Cosplay Literário: Quando Chegará à Europa?
Gostaria de saber quanto tempo levará para essa tendência cruzar o oceano. Talvez alguns anos, o tempo necessário para que o gênero romance se enraíze em nosso mercado editorial (onde já está crescendo rapidamente). Quem sabe quais personagens da nossa literatura italiana e europeia poderiam se prestar a esse tipo de interpretação.
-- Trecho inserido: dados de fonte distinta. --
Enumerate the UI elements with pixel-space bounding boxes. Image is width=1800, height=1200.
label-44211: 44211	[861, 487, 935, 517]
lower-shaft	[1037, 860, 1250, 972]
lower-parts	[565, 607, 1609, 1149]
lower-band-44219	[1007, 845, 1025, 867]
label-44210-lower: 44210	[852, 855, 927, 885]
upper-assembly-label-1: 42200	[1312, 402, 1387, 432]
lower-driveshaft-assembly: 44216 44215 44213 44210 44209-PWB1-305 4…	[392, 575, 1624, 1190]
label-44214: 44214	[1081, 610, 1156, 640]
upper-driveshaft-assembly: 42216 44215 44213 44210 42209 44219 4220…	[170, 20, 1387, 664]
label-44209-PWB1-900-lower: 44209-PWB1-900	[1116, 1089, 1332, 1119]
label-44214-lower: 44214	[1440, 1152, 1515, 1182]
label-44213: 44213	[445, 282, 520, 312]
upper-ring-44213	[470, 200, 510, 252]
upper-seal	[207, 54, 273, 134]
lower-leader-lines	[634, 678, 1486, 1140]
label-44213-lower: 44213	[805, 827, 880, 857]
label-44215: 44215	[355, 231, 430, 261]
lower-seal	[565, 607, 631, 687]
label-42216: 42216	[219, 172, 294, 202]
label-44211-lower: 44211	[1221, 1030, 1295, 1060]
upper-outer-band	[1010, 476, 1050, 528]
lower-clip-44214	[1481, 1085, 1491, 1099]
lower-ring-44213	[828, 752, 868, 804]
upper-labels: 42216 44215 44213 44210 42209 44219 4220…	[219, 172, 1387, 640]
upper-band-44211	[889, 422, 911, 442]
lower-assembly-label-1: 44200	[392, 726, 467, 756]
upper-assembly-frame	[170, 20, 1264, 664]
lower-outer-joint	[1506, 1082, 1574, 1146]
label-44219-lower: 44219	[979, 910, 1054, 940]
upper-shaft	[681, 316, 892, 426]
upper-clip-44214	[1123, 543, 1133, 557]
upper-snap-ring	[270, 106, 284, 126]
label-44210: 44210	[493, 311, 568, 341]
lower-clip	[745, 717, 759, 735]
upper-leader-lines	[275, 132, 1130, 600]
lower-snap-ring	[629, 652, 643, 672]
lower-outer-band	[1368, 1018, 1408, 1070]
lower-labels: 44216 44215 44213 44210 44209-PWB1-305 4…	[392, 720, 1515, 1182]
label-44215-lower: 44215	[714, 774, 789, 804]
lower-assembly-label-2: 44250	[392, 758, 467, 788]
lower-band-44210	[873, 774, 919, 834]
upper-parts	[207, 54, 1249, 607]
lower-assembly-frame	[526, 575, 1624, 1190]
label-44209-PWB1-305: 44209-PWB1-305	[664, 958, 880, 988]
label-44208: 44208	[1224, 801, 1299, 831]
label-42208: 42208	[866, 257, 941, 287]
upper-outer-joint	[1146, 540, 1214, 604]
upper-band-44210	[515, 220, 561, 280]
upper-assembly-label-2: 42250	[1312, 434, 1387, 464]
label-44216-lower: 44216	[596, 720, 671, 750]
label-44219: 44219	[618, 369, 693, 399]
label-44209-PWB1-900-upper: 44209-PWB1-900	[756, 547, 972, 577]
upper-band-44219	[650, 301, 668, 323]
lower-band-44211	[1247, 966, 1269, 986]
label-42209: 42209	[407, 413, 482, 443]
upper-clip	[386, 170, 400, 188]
Imagine danças inspiradas nos personagens de Elena Ferrante, com atores interpretando Lila e Lenù; ou noites temáticas com o Inspetor Montalbano, Salvo Corleone ou até mesmo o Conde de Monte Cristo. Ou pense em eventos baseados em clássicos como “Orlando Furioso”, com seus cavaleiros, magos e criaturas fantásticas, ou “As Crônicas de Gelo e Fogo”, de George R.R. Martin (que, embora americano, tem um imaginário fortemente europeu).
A diferença cultural é palpável: nos Estados Unidos é puro entretenimento comercial, enquanto na Europa poderíamos esperar uma abordagem mais artística e teatral, talvez ligada a festivais literários ou eventos culturais.
Um fenômeno em busca de identidade
Cosplay literário ainda é um campo em desenvolvimento. Como Wada explica, não há práticas estabelecidas, a remuneração varia muito (de US$ 5.000 para influenciadores famosos a US$ 2.000 ou menos para outros artistas) e há falta de patrocínio corporativo.
Mas o mecanismo é brilhante em sua simplicidade: as danças geram conteúdo nas redes sociais, o que aumenta a visibilidade dos criadores que se tornam artistas, levando a mais danças e mais oportunidades de apresentação. Um ciclo autossustentável que, no momento, parece imparável.
Acho interessante como esse fenômeno está redefinindo a relação entre leitores e livros. Ler não é mais uma experiência privada, mas sim uma experiência compartilhada, física e imersiva. E os personagens não ficam confinados às páginas, mas ganham vida, respiram, dançam.
Não sei se em breve veremos na Europa homens com asas de morcego dançando com princesas em vestidos vitorianos. Mas uma coisa é certa: a maneira como lemos e vivenciamos os livros está mudando radicalmente. E talvez esse seja o verdadeiro encanto dos romances: a capacidade de sair das páginas e transformar a realidade.